Google has revealed another strong set of financial results, as sales surged a healthy 22 percent.
Despite this, Wall Street remained somewhat unimpressed as it had been expecting better.
For the second quarter ending 30 June, Google posted a net profit up 5.9 percent at $3.4 (£2bn), from $3.2bn (£1.9bn) in the same year-ago period. Revenues meanwhile were up a staggering 22 percent to $15.9 (£9.3bn) from $13.1bn (£7.7bn) previously.
Of course, advertising is the main income driver at Google and during the second quarter it accounted for 90 percent of Google’s revenues.
But Google continues to get less money for the adverts, as cost-per-click was down again in the quarter. “Average cost-per-click, which includes clicks related to ads served on Google sites and the sites of our Network members, decreased approximately 6 percent over the second quarter of 2013,” said Google.

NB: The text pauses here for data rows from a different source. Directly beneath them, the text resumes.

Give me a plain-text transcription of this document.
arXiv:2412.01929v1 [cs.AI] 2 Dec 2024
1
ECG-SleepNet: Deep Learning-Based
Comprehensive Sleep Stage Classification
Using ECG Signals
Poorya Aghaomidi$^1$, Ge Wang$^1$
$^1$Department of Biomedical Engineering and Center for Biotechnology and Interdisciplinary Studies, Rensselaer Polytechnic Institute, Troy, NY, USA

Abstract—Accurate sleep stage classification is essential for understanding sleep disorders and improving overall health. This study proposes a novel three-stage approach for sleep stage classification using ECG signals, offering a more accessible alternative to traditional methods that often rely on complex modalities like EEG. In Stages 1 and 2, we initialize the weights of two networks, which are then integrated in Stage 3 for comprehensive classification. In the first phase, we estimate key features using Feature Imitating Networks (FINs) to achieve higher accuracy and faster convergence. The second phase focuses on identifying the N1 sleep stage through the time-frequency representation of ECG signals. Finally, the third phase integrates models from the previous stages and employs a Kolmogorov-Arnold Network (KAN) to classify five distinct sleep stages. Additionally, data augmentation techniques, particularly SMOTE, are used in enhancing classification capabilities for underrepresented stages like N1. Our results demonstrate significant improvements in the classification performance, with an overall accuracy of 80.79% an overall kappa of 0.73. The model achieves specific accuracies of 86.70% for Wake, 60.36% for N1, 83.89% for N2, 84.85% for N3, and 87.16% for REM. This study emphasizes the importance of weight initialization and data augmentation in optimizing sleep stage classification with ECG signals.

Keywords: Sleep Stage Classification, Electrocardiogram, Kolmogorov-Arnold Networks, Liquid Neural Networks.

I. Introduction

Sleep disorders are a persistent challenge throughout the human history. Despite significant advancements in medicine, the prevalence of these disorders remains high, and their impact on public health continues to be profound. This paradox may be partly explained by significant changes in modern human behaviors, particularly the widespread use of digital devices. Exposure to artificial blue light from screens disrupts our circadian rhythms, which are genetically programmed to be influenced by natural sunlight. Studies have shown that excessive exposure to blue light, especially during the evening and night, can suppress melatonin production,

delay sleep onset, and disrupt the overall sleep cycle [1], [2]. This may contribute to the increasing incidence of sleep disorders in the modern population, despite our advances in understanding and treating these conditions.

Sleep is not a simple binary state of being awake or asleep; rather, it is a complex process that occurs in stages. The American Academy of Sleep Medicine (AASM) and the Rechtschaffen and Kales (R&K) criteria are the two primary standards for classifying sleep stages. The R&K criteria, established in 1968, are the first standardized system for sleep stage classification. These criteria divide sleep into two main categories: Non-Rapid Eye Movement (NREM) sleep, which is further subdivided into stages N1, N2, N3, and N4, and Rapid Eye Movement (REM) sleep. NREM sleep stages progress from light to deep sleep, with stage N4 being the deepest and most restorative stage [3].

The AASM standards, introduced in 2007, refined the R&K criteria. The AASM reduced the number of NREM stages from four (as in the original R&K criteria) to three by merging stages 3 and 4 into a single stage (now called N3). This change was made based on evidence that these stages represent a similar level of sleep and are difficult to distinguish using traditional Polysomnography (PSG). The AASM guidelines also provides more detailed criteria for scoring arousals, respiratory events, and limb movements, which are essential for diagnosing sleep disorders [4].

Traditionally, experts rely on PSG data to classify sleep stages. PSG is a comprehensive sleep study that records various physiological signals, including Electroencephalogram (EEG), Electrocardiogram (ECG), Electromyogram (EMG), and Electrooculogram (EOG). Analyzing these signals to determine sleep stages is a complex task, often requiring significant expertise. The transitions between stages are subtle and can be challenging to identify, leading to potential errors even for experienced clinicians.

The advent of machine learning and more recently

But Google did manage to keep keep its traffic acquisition costs (TAC) on a positive. TAC refers to the revenue that Google shares with its advertising partners, and total TAC was up 9.3 percent, year-on-year.

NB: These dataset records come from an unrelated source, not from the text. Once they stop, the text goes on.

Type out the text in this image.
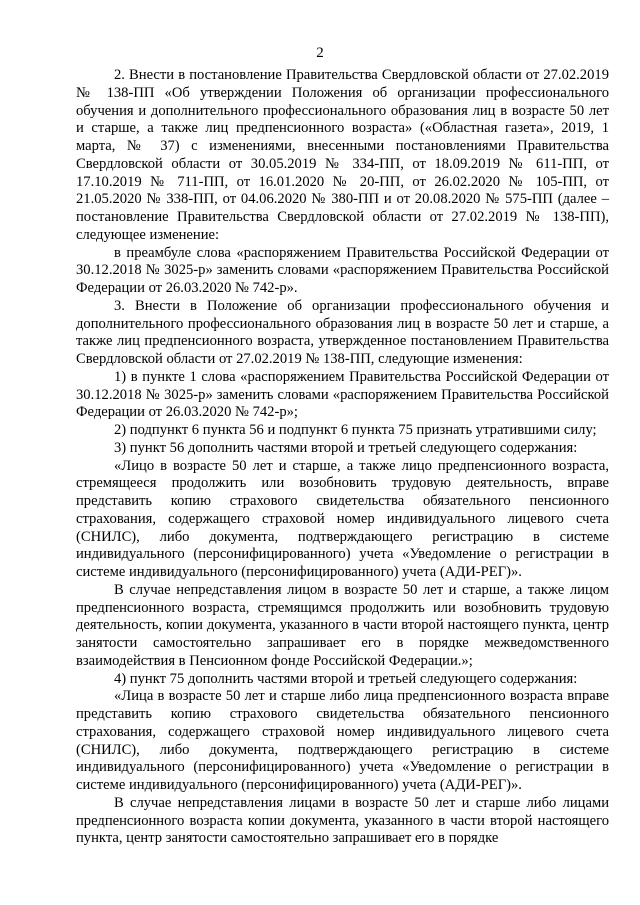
2

2. Внести в постановление Правительства Свердловской области от 27.02.2019 № 138-ПП «Об утверждении Положения об организации профессионального обучения и дополнительного профессионального образования лиц в возрасте 50 лет и старше, а также лиц предпенсионного возраста» («Областная газета», 2019, 1 марта, № 37) с изменениями, внесенными постановлениями Правительства Свердловской области от 30.05.2019 № 334-ПП, от 18.09.2019 № 611-ПП, от 17.10.2019 № 711-ПП, от 16.01.2020 № 20-ПП, от 26.02.2020 № 105-ПП, от 21.05.2020 № 338-ПП, от 04.06.2020 № 380-ПП и от 20.08.2020 № 575-ПП (далее – постановление Правительства Свердловской области от 27.02.2019 № 138-ПП), следующее изменение:

в преамбуле слова «распоряжением Правительства Российской Федерации от 30.12.2018 № 3025-р» заменить словами «распоряжением Правительства Российской Федерации от 26.03.2020 № 742-р».

3. Внести в Положение об организации профессионального обучения и дополнительного профессионального образования лиц в возрасте 50 лет и старше, а также лиц предпенсионного возраста, утвержденное постановлением Правительства Свердловской области от 27.02.2019 № 138-ПП, следующие изменения:

1) в пункте 1 слова «распоряжением Правительства Российской Федерации от 30.12.2018 № 3025-р» заменить словами «распоряжением Правительства Российской Федерации от 26.03.2020 № 742-р»;

2) подпункт 6 пункта 56 и подпункт 6 пункта 75 признать утратившими силу;

3) пункт 56 дополнить частями второй и третьей следующего содержания:

«Лицо в возрасте 50 лет и старше, а также лицо предпенсионного возраста, стремящееся продолжить или возобновить трудовую деятельность, вправе представить копию страхового свидетельства обязательного пенсионного страхования, содержащего страховой номер индивидуального лицевого счета (СНИЛС), либо документа, подтверждающего регистрацию в системе индивидуального (персонифицированного) учета «Уведомление о регистрации в системе индивидуального (персонифицированного) учета (АДИ-РЕГ)».

В случае непредставления лицом в возрасте 50 лет и старше, а также лицом предпенсионного возраста, стремящимся продолжить или возобновить трудовую деятельность, копии документа, указанного в части второй настоящего пункта, центр занятости самостоятельно запрашивает его в порядке межведомственного взаимодействия в Пенсионном фонде Российской Федерации.»;

4) пункт 75 дополнить частями второй и третьей следующего содержания:

«Лица в возрасте 50 лет и старше либо лица предпенсионного возраста вправе представить копию страхового свидетельства обязательного пенсионного страхования, содержащего страховой номер индивидуального лицевого счета (СНИЛС), либо документа, подтверждающего регистрацию в системе индивидуального (персонифицированного) учета «Уведомление о регистрации в системе индивидуального (персонифицированного) учета (АДИ-РЕГ)».

В случае непредставления лицами в возрасте 50 лет и старше либо лицами предпенсионного возраста копии документа, указанного в части второй настоящего пункта, центр занятости самостоятельно запрашивает его в порядке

“Google had a great quarter with revenue up 22 percent year on year, at $16 billion”, said Patrick Pichette, CFO of Google. “We are moving forward with great product momentum and are excited to continue providing amazing user experiences, with a view to the long term.”

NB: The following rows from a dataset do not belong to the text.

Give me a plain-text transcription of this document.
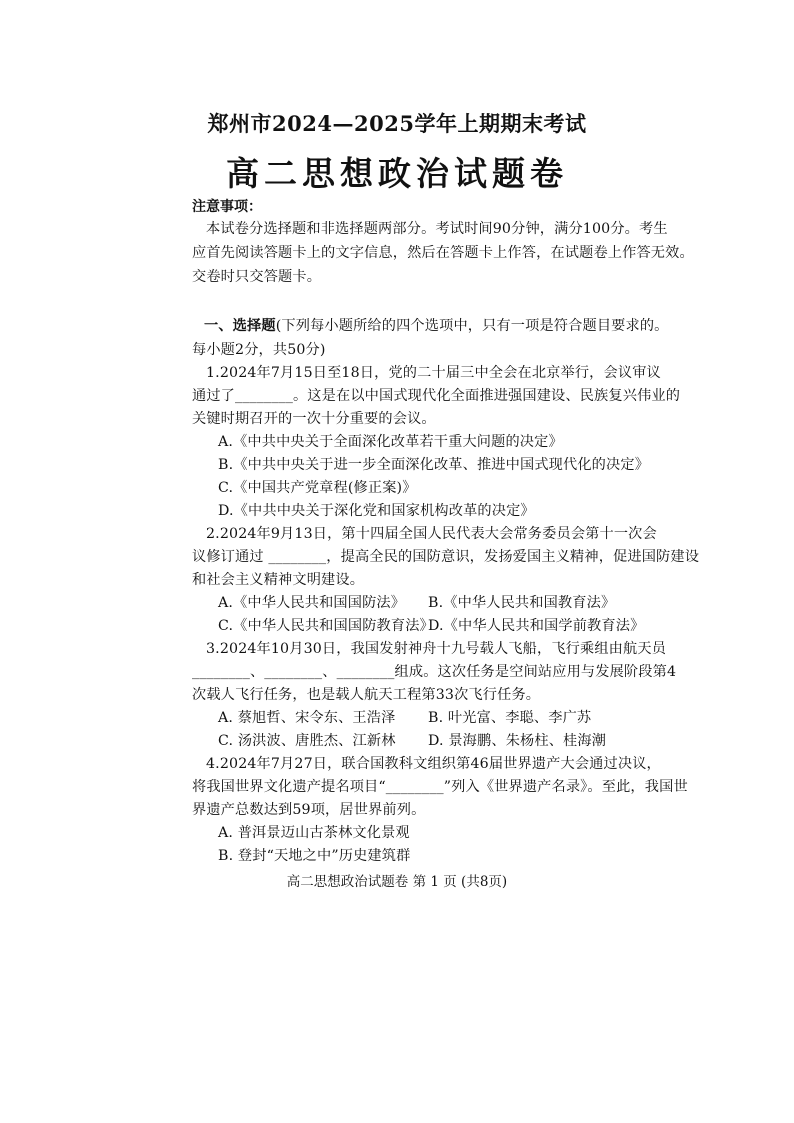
郑州市2024—2025学年上期期末考试
高二思想政治试题卷
注意事项：
本试卷分选择题和非选择题两部分。考试时间90分钟，满分100分。考生
应首先阅读答题卡上的文字信息，然后在答题卡上作答，在试题卷上作答无效。
交卷时只交答题卡。
一、选择题(下列每小题所给的四个选项中，只有一项是符合题目要求的。
每小题2分，共50分)
1.2024年7月15日至18日，党的二十届三中全会在北京举行，会议审议
通过了________。这是在以中国式现代化全面推进强国建设、民族复兴伟业的
关键时期召开的一次十分重要的会议。
A.《中共中央关于全面深化改革若干重大问题的决定》
B.《中共中央关于进一步全面深化改革、推进中国式现代化的决定》
C.《中国共产党章程(修正案)》
D.《中共中央关于深化党和国家机构改革的决定》
2.2024年9月13日，第十四届全国人民代表大会常务委员会第十一次会
议修订通过 ________，提高全民的国防意识，发扬爱国主义精神，促进国防建设
和社会主义精神文明建设。
A.《中华人民共和国国防法》 B.《中华人民共和国教育法》
C.《中华人民共和国国防教育法》
D.《中华人民共和国学前教育法》
3.2024年10月30日，我国发射神舟十九号载人飞船，飞行乘组由航天员
________、________、________组成。这次任务是空间站应用与发展阶段第4
次载人飞行任务，也是载人航天工程第33次飞行任务。
A. 蔡旭哲、宋令东、王浩泽 B. 叶光富、李聪、李广苏
C. 汤洪波、唐胜杰、江新林 D. 景海鹏、朱杨柱、桂海潮
4.2024年7月27日，联合国教科文组织第46届世界遗产大会通过决议，
将我国世界文化遗产提名项目“________”列入《世界遗产名录》。至此，我国世
界遗产总数达到59项，居世界前列。
A. 普洱景迈山古茶林文化景观
B. 登封“天地之中”历史建筑群
高二思想政治试题卷 第 1 页 (共8页)
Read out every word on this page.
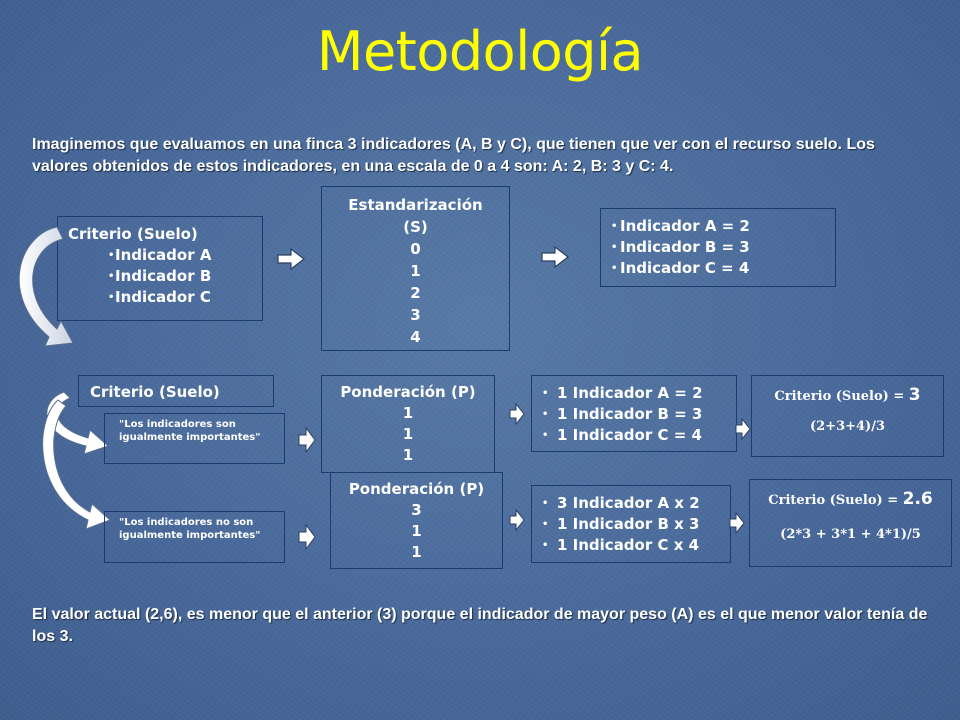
Metodología
Imaginemos que evaluamos en una finca 3 indicadores (A, B y C), que tienen que ver con el recurso suelo. Los valores obtenidos de estos indicadores, en una escala de 0 a 4 son: A: 2, B: 3 y C: 4.
Criterio (Suelo)
• Indicador A
• Indicador B
• Indicador C
Estandarización
(S)
0
1
2
3
4
• Indicador A = 2
• Indicador B = 3
• Indicador C = 4
Criterio (Suelo)
"Los indicadores son igualmente importantes"
Ponderación (P)
1
1
1
• 1 Indicador A = 2
• 1 Indicador B = 3
• 1 Indicador C = 4
Criterio (Suelo) = 3
(2+3+4)/3
"Los indicadores no son igualmente importantes"
Ponderación (P)
3
1
1
• 3 Indicador A x 2
• 1 Indicador B x 3
• 1 Indicador C x 4
Criterio (Suelo) = 2.6
(2*3 + 3*1 + 4*1)/5
El valor actual (2,6), es menor que el anterior (3) porque el indicador de mayor peso (A) es el que menor valor tenía de los 3.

Despite Wall Street expectations, the performance at Google is impressive, considering that the company also sold off its Motorola Mobile business to Lenovo in January this year, but the company continues to make money from selling its Nexus devices.
Google is also ploughing significant amounts of money expanding its business. This includes expansion of its data centre infrastructure, equipment, renewable energy, and of course its investment in fibre networks.
Despite hopes that Google would bring its 1Gbps fibre service to the UK, with a potential partnership with CityFibre, the search engine confirmed it had “no serious plans” for the UK market.